XXXVI
Cependant le roi vieillissait; une maladie rapide enleva à Meudon le père du duc de Bourgogne, fils de Louis XIV, qui devait régner avant le disciple de Fénelon. Les courtisans qui ne voyaient plus de degrés entre le trône et le duc de Bourgogne, commencèrent à tourner leurs regards vers celui-ci, et à apercevoir de nouveau Fénelon devant lui.

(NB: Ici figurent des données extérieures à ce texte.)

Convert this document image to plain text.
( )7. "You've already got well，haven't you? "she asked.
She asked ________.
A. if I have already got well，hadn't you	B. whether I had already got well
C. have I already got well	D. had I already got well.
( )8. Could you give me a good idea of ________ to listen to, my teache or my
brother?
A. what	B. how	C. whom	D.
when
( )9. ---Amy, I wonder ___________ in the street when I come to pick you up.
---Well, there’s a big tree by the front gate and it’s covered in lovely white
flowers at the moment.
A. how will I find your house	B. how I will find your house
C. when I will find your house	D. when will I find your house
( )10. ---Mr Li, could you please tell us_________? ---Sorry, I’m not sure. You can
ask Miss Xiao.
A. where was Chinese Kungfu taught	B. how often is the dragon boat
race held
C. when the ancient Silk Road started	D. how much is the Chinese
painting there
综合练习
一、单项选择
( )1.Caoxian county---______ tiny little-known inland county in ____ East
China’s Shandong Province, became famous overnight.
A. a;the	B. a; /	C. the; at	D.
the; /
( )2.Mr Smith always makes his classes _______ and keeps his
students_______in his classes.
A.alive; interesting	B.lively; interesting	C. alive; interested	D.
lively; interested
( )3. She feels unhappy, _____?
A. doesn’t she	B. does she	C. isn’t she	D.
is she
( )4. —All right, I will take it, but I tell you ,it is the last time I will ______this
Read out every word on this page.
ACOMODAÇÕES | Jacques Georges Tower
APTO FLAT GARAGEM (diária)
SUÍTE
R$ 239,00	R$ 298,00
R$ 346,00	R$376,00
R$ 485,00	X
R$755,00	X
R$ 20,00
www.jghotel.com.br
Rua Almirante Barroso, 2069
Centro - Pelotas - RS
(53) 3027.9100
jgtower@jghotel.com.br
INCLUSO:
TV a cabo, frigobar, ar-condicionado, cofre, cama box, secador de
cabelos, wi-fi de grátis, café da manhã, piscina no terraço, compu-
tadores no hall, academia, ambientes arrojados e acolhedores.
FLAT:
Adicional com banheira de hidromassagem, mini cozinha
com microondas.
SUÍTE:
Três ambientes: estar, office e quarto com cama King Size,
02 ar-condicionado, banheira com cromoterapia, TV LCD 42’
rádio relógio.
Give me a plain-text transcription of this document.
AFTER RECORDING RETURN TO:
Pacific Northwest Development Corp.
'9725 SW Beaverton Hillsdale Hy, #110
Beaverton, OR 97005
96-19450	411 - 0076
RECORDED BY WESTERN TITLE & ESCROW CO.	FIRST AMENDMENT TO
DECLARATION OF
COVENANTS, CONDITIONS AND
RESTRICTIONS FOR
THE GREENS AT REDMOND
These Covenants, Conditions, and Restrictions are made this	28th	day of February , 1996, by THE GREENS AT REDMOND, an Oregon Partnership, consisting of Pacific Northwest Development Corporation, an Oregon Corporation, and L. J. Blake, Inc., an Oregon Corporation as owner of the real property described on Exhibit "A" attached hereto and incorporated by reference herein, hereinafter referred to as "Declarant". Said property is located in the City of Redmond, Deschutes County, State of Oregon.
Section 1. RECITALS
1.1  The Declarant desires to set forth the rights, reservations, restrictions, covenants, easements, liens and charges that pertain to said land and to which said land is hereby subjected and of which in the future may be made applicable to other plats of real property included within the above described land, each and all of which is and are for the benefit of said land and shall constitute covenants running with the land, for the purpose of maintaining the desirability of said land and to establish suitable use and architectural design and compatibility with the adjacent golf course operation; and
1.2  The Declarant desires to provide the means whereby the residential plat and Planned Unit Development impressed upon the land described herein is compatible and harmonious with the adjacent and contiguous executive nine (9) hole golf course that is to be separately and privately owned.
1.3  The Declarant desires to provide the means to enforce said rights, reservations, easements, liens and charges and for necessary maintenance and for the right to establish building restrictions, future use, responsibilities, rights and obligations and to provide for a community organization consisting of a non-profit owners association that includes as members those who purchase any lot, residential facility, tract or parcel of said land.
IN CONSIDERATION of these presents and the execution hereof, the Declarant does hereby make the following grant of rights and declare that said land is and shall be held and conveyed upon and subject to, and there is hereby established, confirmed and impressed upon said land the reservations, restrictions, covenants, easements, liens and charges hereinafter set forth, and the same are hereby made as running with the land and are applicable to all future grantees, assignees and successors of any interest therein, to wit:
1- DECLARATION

Le roi lui-même, qui avait tenu jusque-là dans l'ombre son petit-fils, retint un matin le jeune prince dans son cabinet au moment du Conseil et ordonna à tous les ministres d'aller travailler chez le duc de Bourgogne toutes les fois que ce prince les appellerait, et, dans le cas où il ne les appellerait pas, d'aller d'eux-mêmes lui rendre compte des affaires de l'État comme au roi lui même.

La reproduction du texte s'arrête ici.